The Facts Concerning the Recent Carnival of Crime in Connecticut
by [?]

“Ha, ha! this is luxury! Go on!”

“But come, now, answer me that question. Is there any way?”

“Well, none that I propose to tell you, my son. Ass! I don’t care what act you may turn your hand to, I can straightway whisper a word in your ear and make you think you have committed a dreadful meanness. It is my business—and my joy—to make you repent of everything you do. If I have fooled away any opportunities it was not intentional; I beg to assure you it was not intentional.”
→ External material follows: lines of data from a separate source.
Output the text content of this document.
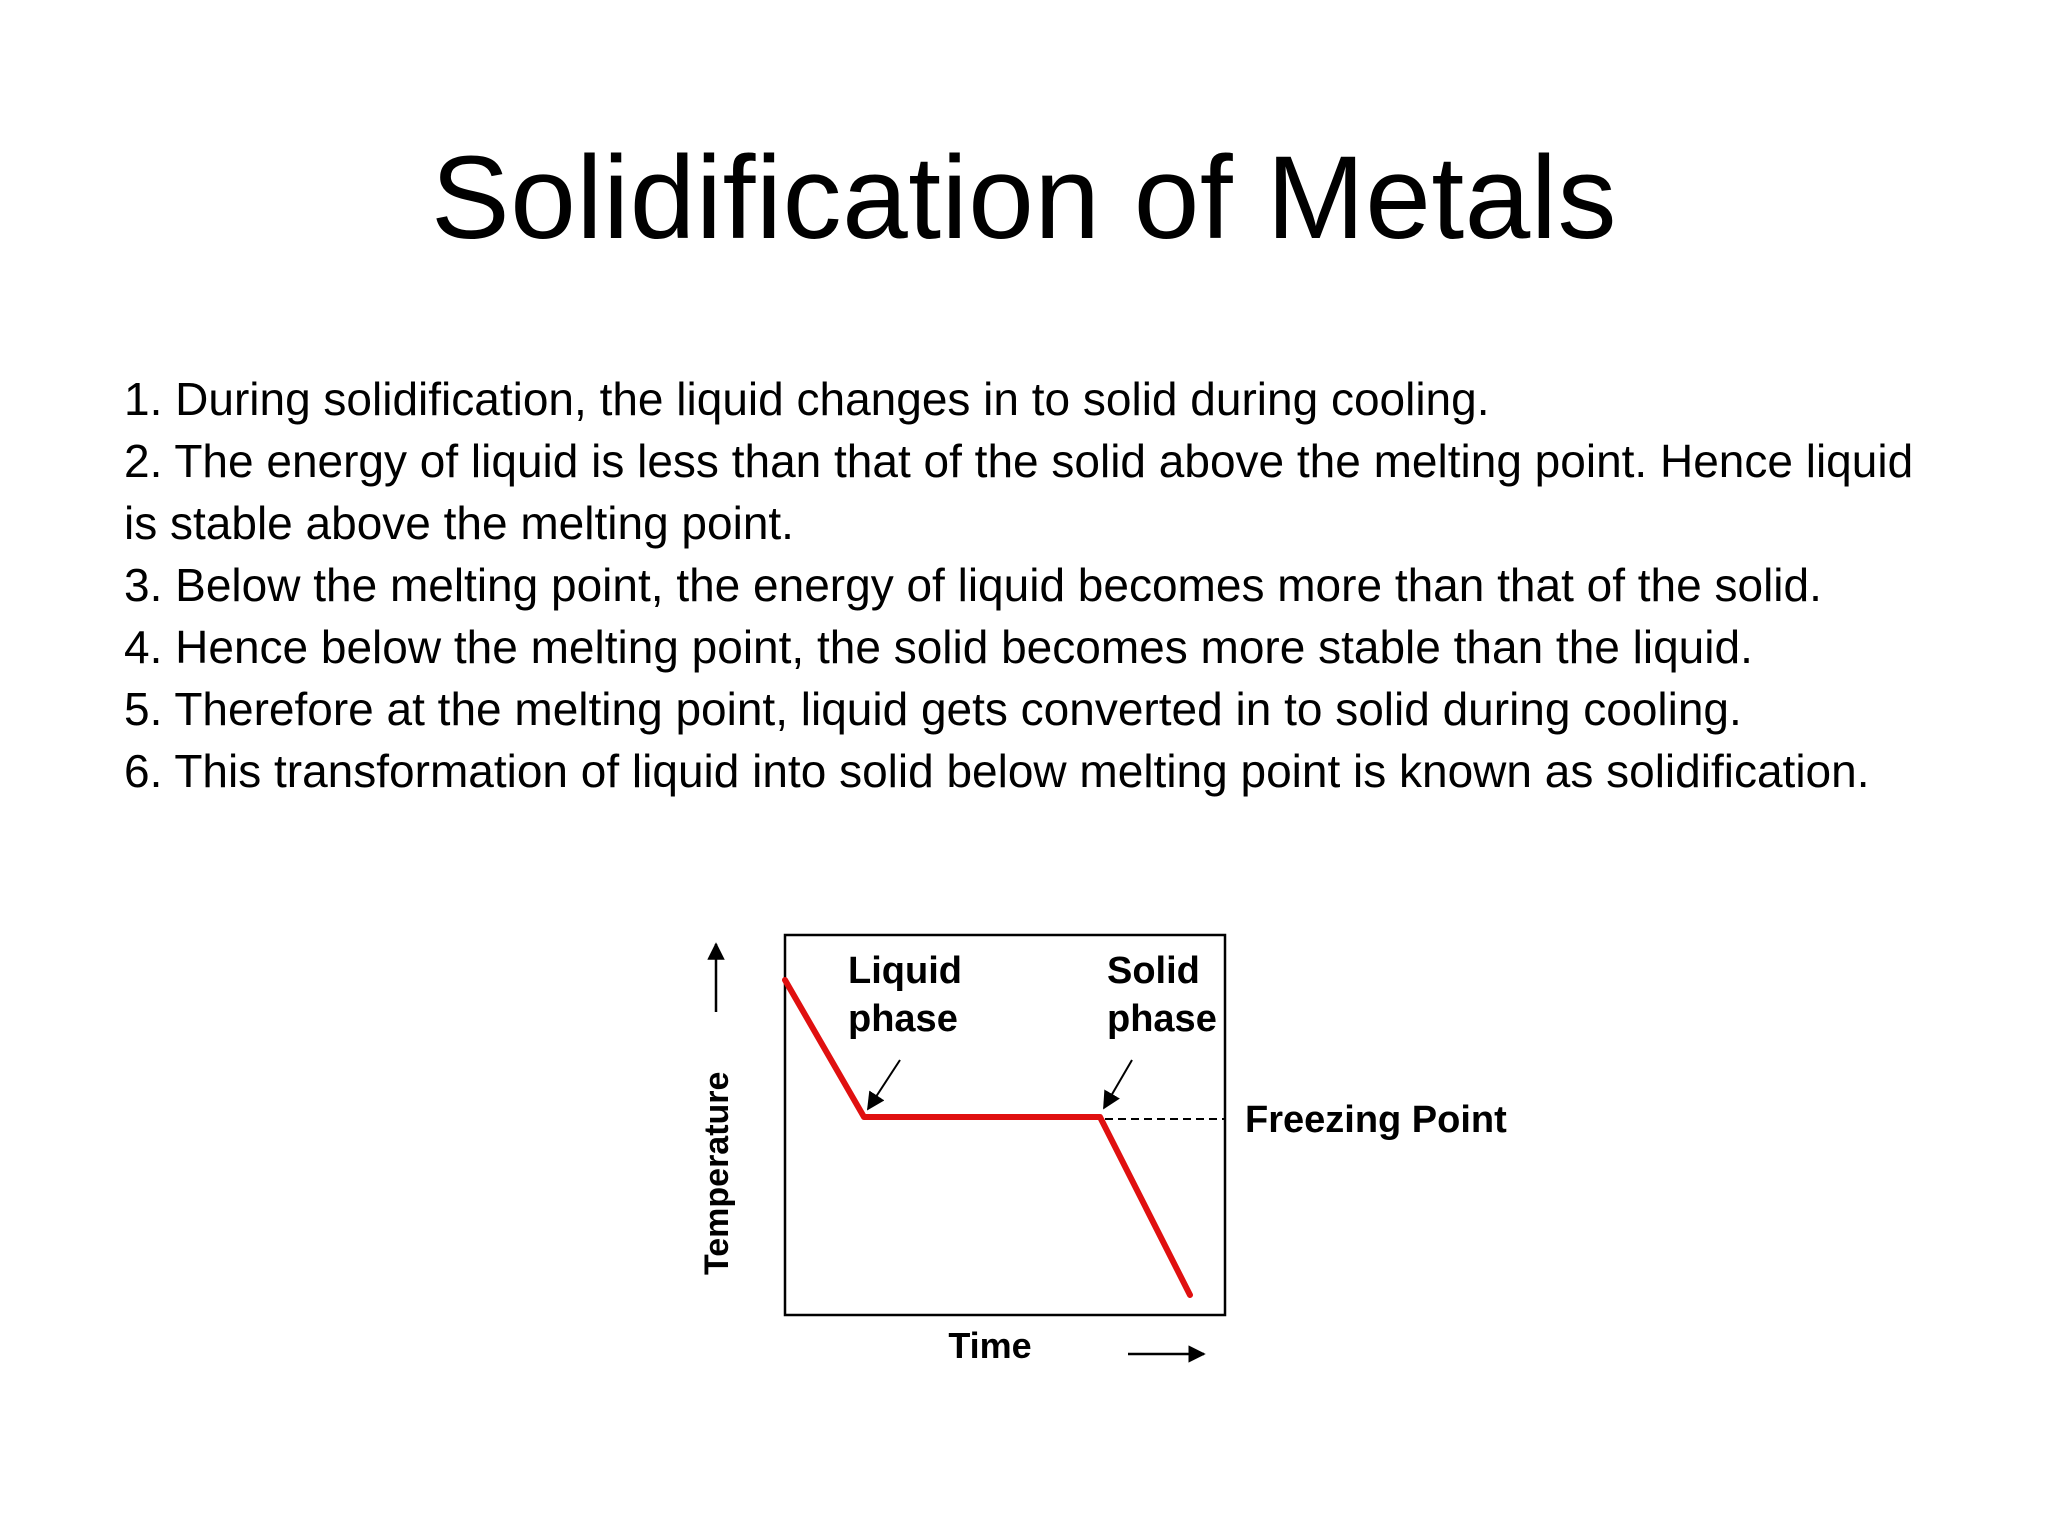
Solidification of Metals
1. During solidification, the liquid changes in to solid during cooling.
2. The energy of liquid is less than that of the solid above the melting point. Hence liquid is stable above the melting point.
3. Below the melting point, the energy of liquid becomes more than that of the solid.
4. Hence below the melting point, the solid becomes more stable than the liquid.
5. Therefore at the melting point, liquid gets converted in to solid during cooling.
6. This transformation of liquid into solid below melting point is known as solidification.
Temperature
Time
Liquid
phase
Solid
phase
Freezing Point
“Don’t worry; you haven’t missed a trick that I know of. I never did a thing in all my life, virtuous or otherwise, that I did n’t repent of within twenty-four hours. In church last Sunday I listened to a charity sermon. My first impulse was to give three hundred and fifty dollars; I repented of that and reduced it another hundred; repented of that, and reduced it another hundred; repented of that and reduced it another hundred; repented of that and reduced the remaining fifty to twenty-five; repented of that and came down to fifteen; repented of that and dropped to two dollars and a half; when the plate came around at last, I repented once more and contributed ten cents. Well, when I got home, I did wish to goodness I had that ten cents back again! You never did let me get through a charity sermon without having something to sweat about.”
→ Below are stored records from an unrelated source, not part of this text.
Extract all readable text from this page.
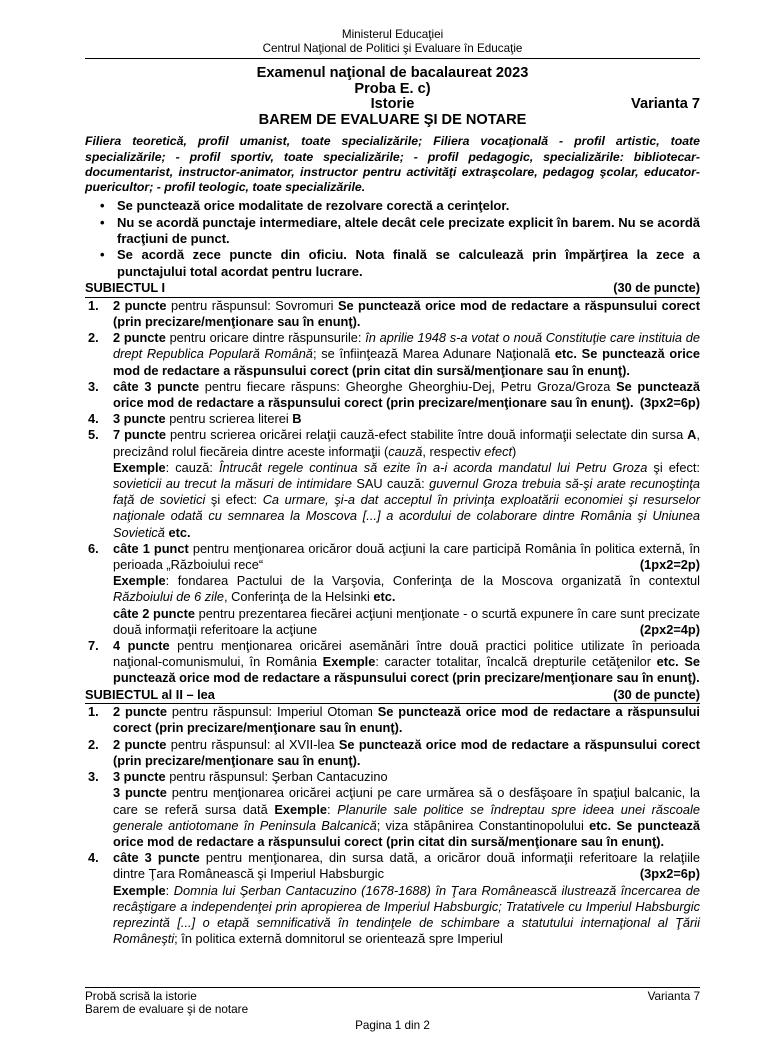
Ministerul Educaţiei
Centrul Naţional de Politici şi Evaluare în Educaţie
Examenul naţional de bacalaureat 2023
Proba E. c)
Istorie	Varianta 7
BAREM DE EVALUARE ŞI DE NOTARE

Filiera teoretică, profil umanist, toate specializările; Filiera vocaţională - profil artistic, toate specializările; - profil sportiv, toate specializările; - profil pedagogic, specializările: bibliotecar-documentarist, instructor-animator, instructor pentru activităţi extraşcolare, pedagog şcolar, educator-puericultor; - profil teologic, toate specializările.

• Se punctează orice modalitate de rezolvare corectă a cerinţelor.
• Nu se acordă punctaje intermediare, altele decât cele precizate explicit în barem. Nu se acordă fracţiuni de punct.
• Se acordă zece puncte din oficiu. Nota finală se calculează prin împărţirea la zece a punctajului total acordat pentru lucrare.
SUBIECTUL I	(30 de puncte)
1.	2 puncte pentru răspunsul: Sovromuri Se punctează orice mod de redactare a răspunsului corect (prin precizare/menţionare sau în enunţ).

2.	2 puncte pentru oricare dintre răspunsurile: în aprilie 1948 s-a votat o nouă Constituţie care instituia de drept Republica Populară Română; se înfiinţează Marea Adunare Naţională etc. Se punctează orice mod de redactare a răspunsului corect (prin citat din sursă/menţionare sau în enunţ).

3.	câte 3 puncte pentru fiecare răspuns: Gheorghe Gheorghiu-Dej, Petru Groza/Groza Se punctează orice mod de redactare a răspunsului corect (prin precizare/menţionare sau în enunţ). (3px2=6p)

4.	3 puncte pentru scrierea literei B

5.	7 puncte pentru scrierea oricărei relaţii cauză-efect stabilite între două informaţii selectate din sursa A, precizând rolul fiecăreia dintre aceste informaţii (cauză, respectiv efect)
Exemple: cauză: Întrucât regele continua să ezite în a-i acorda mandatul lui Petru Groza şi efect: sovieticii au trecut la măsuri de intimidare SAU cauză: guvernul Groza trebuia să-şi arate recunoştinţa faţă de sovietici şi efect: Ca urmare, şi-a dat acceptul în privinţa exploatării economiei şi resurselor naţionale odată cu semnarea la Moscova [...] a acordului de colaborare dintre România şi Uniunea Sovietică etc.

6.	câte 1 punct pentru menţionarea oricăror două acţiuni la care participă România în politica externă, în perioada „Războiului rece“	(1px2=2p)

Exemple: fondarea Pactului de la Varşovia, Conferinţa de la Moscova organizată în contextul Războiului de 6 zile, Conferinţa de la Helsinki etc.
câte 2 puncte pentru prezentarea fiecărei acţiuni menţionate - o scurtă expunere în care sunt precizate două informaţii referitoare la acţiune	(2px2=4p)

7.	4 puncte pentru menţionarea oricărei asemănări între două practici politice utilizate în perioada naţional-comunismului, în România Exemple: caracter totalitar, încalcă drepturile cetăţenilor etc. Se punctează orice mod de redactare a răspunsului corect (prin precizare/menţionare sau în enunţ).

SUBIECTUL al II – lea	(30 de puncte)
1.	2 puncte pentru răspunsul: Imperiul Otoman Se punctează orice mod de redactare a răspunsului corect (prin precizare/menţionare sau în enunţ).

2.	2 puncte pentru răspunsul: al XVII-lea Se punctează orice mod de redactare a răspunsului corect (prin precizare/menţionare sau în enunţ).

3.	3 puncte pentru răspunsul: Şerban Cantacuzino
3 puncte pentru menţionarea oricărei acţiuni pe care urmărea să o desfăşoare în spaţiul balcanic, la care se referă sursa dată Exemple: Planurile sale politice se îndreptau spre ideea unei răscoale generale antiotomane în Peninsula Balcanică; viza stăpânirea Constantinopolului etc. Se punctează orice mod de redactare a răspunsului corect (prin citat din sursă/menţionare sau în enunţ).

4.	câte 3 puncte pentru menţionarea, din sursa dată, a oricăror două informaţii referitoare la relaţiile dintre Ţara Românească şi Imperiul Habsburgic	(3px2=6p)

Exemple: Domnia lui Şerban Cantacuzino (1678-1688) în Ţara Românească ilustrează încercarea de recâştigare a independenţei prin apropierea de Imperiul Habsburgic; Tratativele cu Imperiul Habsburgic reprezintă [...] o etapă semnificativă în tendinţele de schimbare a statutului internaţional al Ţării Româneşti; în politica externă domnitorul se orientează spre Imperiul

Probă scrisă la istorie
Barem de evaluare şi de notare
Varianta 7
Pagina 1 din 2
“Oh, and I never shall, I never shall. You can always depend on me.”

“I think so. Many and many’s the restless night I’ve wanted to take you by the neck. If I could only get hold of you now!”

“Yes, no doubt. But I am not an ass; I am only the saddle of an ass. But go on, go on. You entertain me more than I like to confess.”

“I am glad of that. (You will not mind my lying a little, to keep in practice.) Look here; not to be too personal, I think you are about the shabbiest and most contemptible little shriveled-up reptile that can be imagined. I am grateful enough that you are invisible to other people, for I should die with shame to be seen with such a mildewed monkey of a conscience as you are. Now if you were five or six feet high, and”—

“Oh, come! who is to blame?”

“I don’t know.”

“Why, you are; nobody else.”

“Confound you, I was n’t consulted about your personal appearance.”

“I don’t care, you had a good deal to do with it, nevertheless. When you were eight or nine years old, I was seven feet high and as pretty as a picture.”

“I wish you had died young! So you have grown the wrong way, have you?”

“Some of us grow one way and some the other. You had a large conscience once; if you ‘ve a small conscience now, I reckon there are reasons for it. However, both of us are to blame, you and I. You see, you used to be conscientious about a great many things; morbidly so, I may say. It was a great many years ago. You probably do not remember it, now. Well, I took a great interest in my work, and I so enjoyed the anguish which certain pet sins of yours afflicted you with, that I kept pelting at you until I rather overdid the matter. You began to rebel. Of course I began to lose ground, then, and shrivel a little,—diminish in stature, get moldy, and grow deformed. The more I weakened, the more stubbornly you fastened on to those particular sins; till at last the places on my person that represent those vices became as callous as shark skin. Take smoking, for instance. I played that card a little too long, and I lost. When people plead with you at this late day to quit that vice, that old callous place seems to enlarge and cover me all over like a shirt of mail. It exerts a mysterious, smothering, effect; and presently I, your faithful hater, your devoted Conscience, go sound asleep! Sound? It is no name for it. I could n’t hear it thunder at such a time. You have some few other vices—perhaps eighty, or maybe ninety—that affect me in much the same way.”